In 2009, Pledger became senior vice president for Los Angeles-based Radical

Pictures/Radical Studios, working to build the company’s graphic-novel publishing and film brands, forging partnerships with major film studios, including Dreamworks, Disney, New Regency, Fox,

Warner Brothers and MGM.

From 2011 to 2014, she served as a senior creative consultant to award-winning Aardman Animations in the United Kingdom.

“My last job in California … it really made me miss the people of Arkansas,” she said. “I felt like Arkansas was home. … Moving back just made sense in a lot of ways.”

Pledger has three adult children with her former husband, British actor Stuart Wilson — daughter Miranda and twin daughter and son, India and Liam.

Miranda Wilson, 27, lives in Athens, Georgia, and is the house manager at the University of Georgia Performing Arts Center.
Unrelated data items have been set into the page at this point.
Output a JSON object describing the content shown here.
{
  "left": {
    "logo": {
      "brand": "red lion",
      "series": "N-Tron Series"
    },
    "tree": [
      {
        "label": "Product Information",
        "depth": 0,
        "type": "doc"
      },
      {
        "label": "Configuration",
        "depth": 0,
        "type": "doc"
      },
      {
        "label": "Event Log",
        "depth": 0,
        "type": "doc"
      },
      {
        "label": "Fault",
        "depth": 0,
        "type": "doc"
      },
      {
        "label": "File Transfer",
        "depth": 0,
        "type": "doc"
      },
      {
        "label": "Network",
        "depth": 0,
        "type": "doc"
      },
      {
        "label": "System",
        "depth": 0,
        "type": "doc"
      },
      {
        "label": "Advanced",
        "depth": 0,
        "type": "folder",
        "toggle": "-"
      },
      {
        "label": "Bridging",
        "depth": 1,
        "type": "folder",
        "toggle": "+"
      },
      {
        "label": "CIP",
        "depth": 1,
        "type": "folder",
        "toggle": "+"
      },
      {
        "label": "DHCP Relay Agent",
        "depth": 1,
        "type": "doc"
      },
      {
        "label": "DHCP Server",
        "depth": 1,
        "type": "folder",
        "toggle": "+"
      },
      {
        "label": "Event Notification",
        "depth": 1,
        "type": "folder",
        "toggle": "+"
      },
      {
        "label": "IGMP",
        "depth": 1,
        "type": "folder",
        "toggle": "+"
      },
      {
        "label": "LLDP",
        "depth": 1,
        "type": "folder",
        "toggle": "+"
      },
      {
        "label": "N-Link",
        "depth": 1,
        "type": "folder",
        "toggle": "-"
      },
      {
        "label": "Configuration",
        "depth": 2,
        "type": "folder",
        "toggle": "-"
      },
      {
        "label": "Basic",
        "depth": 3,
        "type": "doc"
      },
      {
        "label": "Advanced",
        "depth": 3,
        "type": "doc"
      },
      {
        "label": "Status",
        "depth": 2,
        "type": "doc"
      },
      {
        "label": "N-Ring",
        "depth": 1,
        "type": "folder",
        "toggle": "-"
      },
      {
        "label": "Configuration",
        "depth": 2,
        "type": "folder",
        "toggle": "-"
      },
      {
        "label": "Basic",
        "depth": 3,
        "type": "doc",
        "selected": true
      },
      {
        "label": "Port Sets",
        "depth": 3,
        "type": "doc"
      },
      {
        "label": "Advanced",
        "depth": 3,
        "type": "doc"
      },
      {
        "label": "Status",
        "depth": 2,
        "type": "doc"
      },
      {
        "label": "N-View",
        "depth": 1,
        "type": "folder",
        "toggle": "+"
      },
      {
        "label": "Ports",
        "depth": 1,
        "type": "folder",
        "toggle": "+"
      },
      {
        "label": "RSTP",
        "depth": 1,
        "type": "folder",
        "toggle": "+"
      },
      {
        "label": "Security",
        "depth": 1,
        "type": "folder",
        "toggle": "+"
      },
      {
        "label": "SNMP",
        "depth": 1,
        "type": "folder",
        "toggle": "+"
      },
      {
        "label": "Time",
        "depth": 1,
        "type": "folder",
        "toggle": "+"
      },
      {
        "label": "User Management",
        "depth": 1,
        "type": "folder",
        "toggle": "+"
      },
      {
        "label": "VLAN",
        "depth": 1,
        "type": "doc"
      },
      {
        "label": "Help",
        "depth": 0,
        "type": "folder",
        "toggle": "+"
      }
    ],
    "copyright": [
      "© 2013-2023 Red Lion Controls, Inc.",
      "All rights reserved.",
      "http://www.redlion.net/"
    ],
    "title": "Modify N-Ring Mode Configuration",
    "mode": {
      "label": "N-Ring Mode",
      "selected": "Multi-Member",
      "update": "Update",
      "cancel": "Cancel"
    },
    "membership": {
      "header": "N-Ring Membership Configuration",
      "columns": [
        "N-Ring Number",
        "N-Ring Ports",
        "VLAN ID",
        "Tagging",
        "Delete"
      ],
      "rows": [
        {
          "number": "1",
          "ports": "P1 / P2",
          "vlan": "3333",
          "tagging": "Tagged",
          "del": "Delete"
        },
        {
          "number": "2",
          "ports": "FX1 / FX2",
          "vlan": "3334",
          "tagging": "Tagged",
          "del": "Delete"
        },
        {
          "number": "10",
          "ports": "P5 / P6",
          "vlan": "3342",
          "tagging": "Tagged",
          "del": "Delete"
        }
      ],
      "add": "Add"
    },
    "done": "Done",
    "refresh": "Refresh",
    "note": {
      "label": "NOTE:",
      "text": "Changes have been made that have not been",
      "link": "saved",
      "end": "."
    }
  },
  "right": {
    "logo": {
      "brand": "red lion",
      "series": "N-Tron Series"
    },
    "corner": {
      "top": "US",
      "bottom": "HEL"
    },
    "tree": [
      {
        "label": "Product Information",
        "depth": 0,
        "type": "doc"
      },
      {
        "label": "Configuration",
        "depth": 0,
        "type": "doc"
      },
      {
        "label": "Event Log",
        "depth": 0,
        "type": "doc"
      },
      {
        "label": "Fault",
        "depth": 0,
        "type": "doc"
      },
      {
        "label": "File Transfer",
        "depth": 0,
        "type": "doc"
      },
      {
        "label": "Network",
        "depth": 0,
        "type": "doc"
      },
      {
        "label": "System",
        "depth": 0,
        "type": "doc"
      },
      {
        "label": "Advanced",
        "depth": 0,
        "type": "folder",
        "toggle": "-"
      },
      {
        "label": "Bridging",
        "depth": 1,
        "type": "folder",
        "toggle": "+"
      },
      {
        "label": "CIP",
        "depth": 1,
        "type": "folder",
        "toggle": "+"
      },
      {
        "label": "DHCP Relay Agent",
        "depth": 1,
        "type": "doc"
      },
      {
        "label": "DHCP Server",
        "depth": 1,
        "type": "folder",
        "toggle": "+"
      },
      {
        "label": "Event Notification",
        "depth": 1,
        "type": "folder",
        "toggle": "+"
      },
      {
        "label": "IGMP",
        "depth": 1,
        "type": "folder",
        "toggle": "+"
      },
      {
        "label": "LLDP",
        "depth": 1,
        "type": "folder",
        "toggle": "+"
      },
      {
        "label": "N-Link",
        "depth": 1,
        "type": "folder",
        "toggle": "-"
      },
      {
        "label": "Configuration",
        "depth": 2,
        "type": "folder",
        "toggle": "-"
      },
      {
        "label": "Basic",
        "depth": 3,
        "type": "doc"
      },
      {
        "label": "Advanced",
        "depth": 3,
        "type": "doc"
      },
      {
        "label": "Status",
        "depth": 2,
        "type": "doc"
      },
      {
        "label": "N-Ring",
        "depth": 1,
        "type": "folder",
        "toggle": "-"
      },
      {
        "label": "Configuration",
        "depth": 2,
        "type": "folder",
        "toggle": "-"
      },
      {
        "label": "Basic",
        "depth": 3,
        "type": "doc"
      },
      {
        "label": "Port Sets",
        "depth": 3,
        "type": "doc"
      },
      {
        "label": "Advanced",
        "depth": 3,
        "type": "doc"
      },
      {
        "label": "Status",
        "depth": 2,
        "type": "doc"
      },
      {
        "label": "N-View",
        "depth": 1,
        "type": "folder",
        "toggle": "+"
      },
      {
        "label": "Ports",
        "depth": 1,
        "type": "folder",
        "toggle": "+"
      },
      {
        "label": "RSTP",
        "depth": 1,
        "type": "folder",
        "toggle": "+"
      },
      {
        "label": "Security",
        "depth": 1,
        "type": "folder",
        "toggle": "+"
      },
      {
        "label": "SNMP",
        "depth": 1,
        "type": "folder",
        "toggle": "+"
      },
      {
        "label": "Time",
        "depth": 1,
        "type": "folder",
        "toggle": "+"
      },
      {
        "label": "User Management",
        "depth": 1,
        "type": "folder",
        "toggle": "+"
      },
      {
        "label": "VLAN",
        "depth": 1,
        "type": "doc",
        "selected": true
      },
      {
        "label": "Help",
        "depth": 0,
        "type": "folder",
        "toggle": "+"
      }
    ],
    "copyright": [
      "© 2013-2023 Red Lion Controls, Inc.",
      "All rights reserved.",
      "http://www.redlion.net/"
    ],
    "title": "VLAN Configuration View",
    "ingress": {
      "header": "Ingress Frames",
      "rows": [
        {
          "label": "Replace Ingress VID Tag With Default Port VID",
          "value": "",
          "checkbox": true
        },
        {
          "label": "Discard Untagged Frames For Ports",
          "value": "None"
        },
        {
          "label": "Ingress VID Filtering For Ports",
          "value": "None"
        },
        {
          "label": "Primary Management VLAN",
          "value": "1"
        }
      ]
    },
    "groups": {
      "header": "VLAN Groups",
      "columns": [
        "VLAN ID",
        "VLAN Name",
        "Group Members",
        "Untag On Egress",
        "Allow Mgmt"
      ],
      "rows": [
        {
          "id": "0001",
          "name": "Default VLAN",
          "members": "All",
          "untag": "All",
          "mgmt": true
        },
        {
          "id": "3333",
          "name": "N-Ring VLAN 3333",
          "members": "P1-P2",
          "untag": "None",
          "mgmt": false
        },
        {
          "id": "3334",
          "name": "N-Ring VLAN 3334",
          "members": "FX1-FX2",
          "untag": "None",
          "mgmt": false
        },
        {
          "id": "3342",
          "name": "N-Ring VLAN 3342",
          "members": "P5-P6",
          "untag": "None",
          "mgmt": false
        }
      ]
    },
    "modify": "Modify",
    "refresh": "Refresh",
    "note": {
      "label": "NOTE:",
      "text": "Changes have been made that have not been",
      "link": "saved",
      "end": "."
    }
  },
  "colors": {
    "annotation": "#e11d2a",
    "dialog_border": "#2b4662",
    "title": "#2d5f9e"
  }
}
India Wilson, 22, is a senior at Tufts University in Medford, Massachusetts, where she is scheduled to receive her degree in sociology in May.

Liam Wilson, also 22, currently lives in Little Rock. Pledger said he “probably will go back to the United Kingdom” and end up in filmmaking.

“My kids grew up watching public TV. … That’s why they’re so smart,” Pledger said, smiling.